O processo veio de forma natural, uma vez formalizada a vontade comum, ela começou a me enviar músicas cantando a capella, que eu fui selecionando e guardando numa pasta. O repertório, de comum acordo, de músicas de compositores do universo amazônico e também de composições próprias da Oneide. Na primeira oportunidade que tivemos, numa de suas vindas a São Paulo, a levei a um estúdio e gravamos mais uma série de músicas, todas a capella, no entanto já buscando a tonalidade apropriada e também o andamento adequado. A ideia era estabelecer um direcionamento onde pudéssemos aguardar um patrocínio para a eventual continuidade, e a intenção de gravar só a voz veio nesse contexto, o de não definir instrumentação, porque o patrocínio posterior que iria determinar os caminhos possíveis.
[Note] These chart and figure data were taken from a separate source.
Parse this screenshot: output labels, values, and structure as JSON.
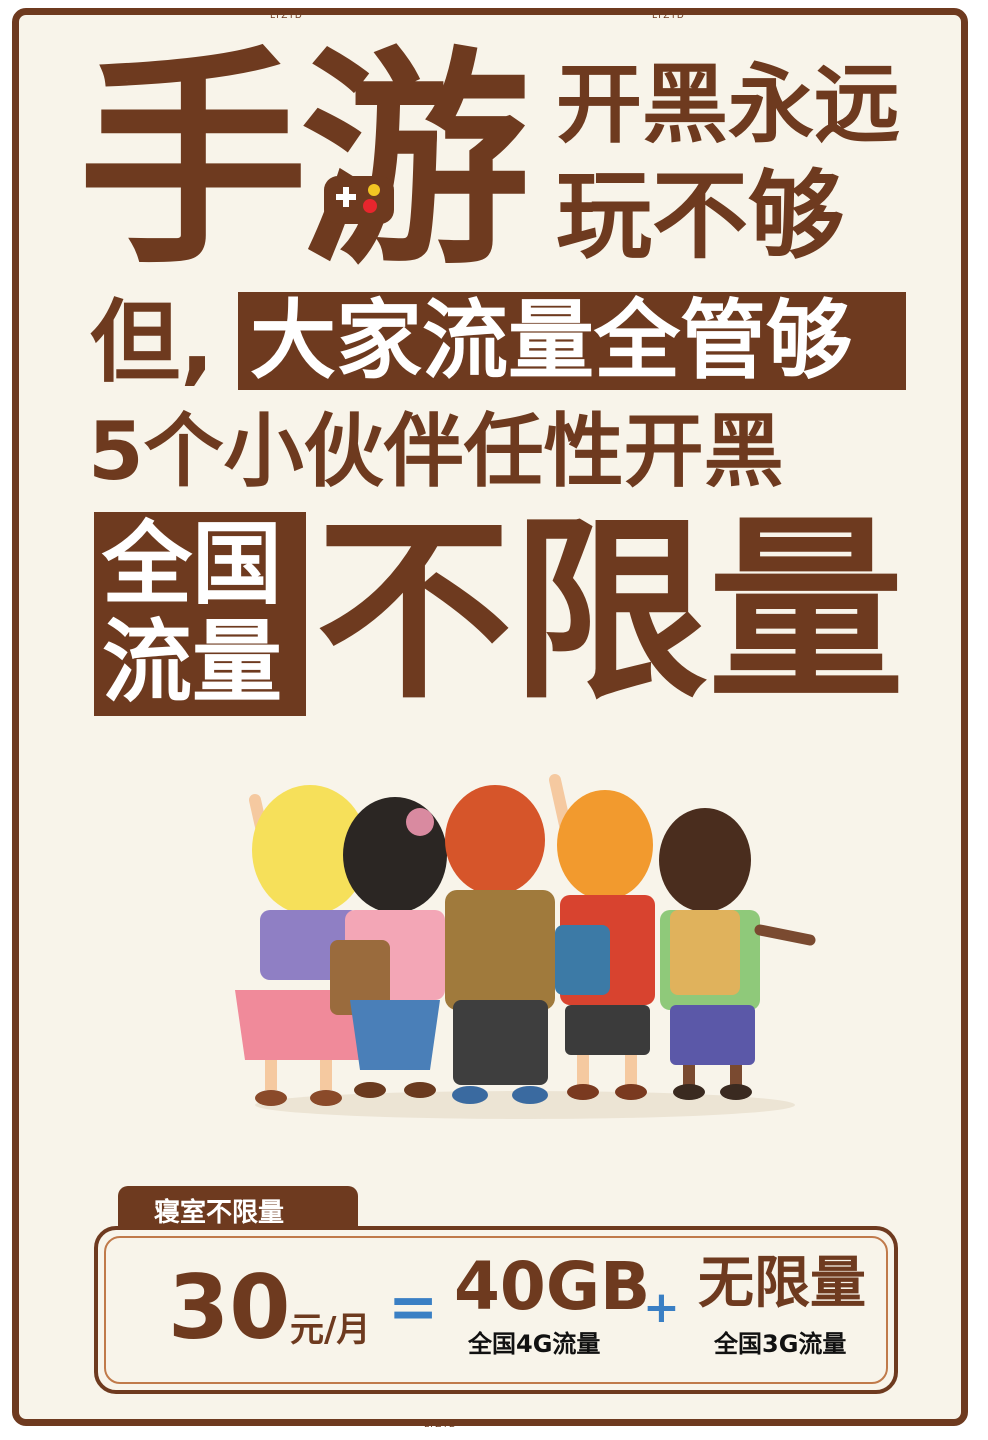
{
  "watermark": "LTZTD",
  "headline": {
    "char1": "手",
    "char2": "游",
    "line1": "开黑永远",
    "line2": "玩不够"
  },
  "subline": {
    "prefix": "但,",
    "highlight": "大家流量全管够"
  },
  "five_friends": "5个小伙伴任性开黑",
  "national": {
    "box_line1": "全国",
    "box_line2": "流量",
    "big": "不限量"
  },
  "plan": {
    "tab_label": "寝室不限量",
    "price": "30",
    "unit": "元/月",
    "equals": "=",
    "data_amount": "40GB",
    "data_sub": "全国4G流量",
    "plus": "+",
    "unlimited": "无限量",
    "unlimited_sub": "全国3G流量"
  },
  "colors": {
    "brown": "#6e3a1f",
    "background": "#f8f4ea",
    "accent_blue": "#3a7fc4"
  }
}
O projeto foi de fato uma surpresa minha para ela, porém ocasionado mais pela tentativa de não criar expectativa. Assim toquei em frente o projeto e o inscrevi no Rumos e só depois de aprovado que a avisei, apesar dela ter assinado anteriormente a carta de anuência.
Os arranjos partiram da voz. Oneide tem uma voz límpida e singular. Carrega consigo também o sotaque dos elementos amazônicos, que joga o ouvinte para o centro da floresta. Dentro desse contexto eu só poderia acrescentar elementos que valorizassem esse canto e não competissem com ele. Assim a instrumentação foi escolhida com esse intuito e os arranjos teriam que trabalhar nas regiões e frequências que não competissem com a voz, daí a solução pela orquestra de cordas, por exemplo, entre outros elementos.
Esse é um canto que, pelas características de repertório, ligado aos ritmos do Amapá – principalmente o batuque do curiau e o marabaixo –, ainda é desconhecido no país. Eu, paulista da gema, tive a oportunidade de trabalhar esses ritmos desde 2009, quando conheci a Patrícia Bastos. A partir daí (em 2010 estive 14 vezes na região amazônica), produzi vários projetos relacionados. Além dos já citados, o Timbres e temperos (2020), dos compositores amapaenses Enrico Di Miceli e Joãozinho Gomes e Patrícia Bastos, e o Amazônia órbita, com composições instrumentais de minha autoria, todas elas compostas a partir de inflexões de ritmos amazônicos, como o lundu do marajá, cacicó, samba de cacete, lundu indígena marabaixo, batuque, dança do marambiré, vaqueiro do marajó e carimbó.
Por meio desse projeto de Oneide, além de conhecer uma cantora ímpar, o ouvinte vai mergulhar no universo amazônico por meio do seu canto. Nas letras, nas melodias, nos arranjos, no seu sotaque ribeirinho.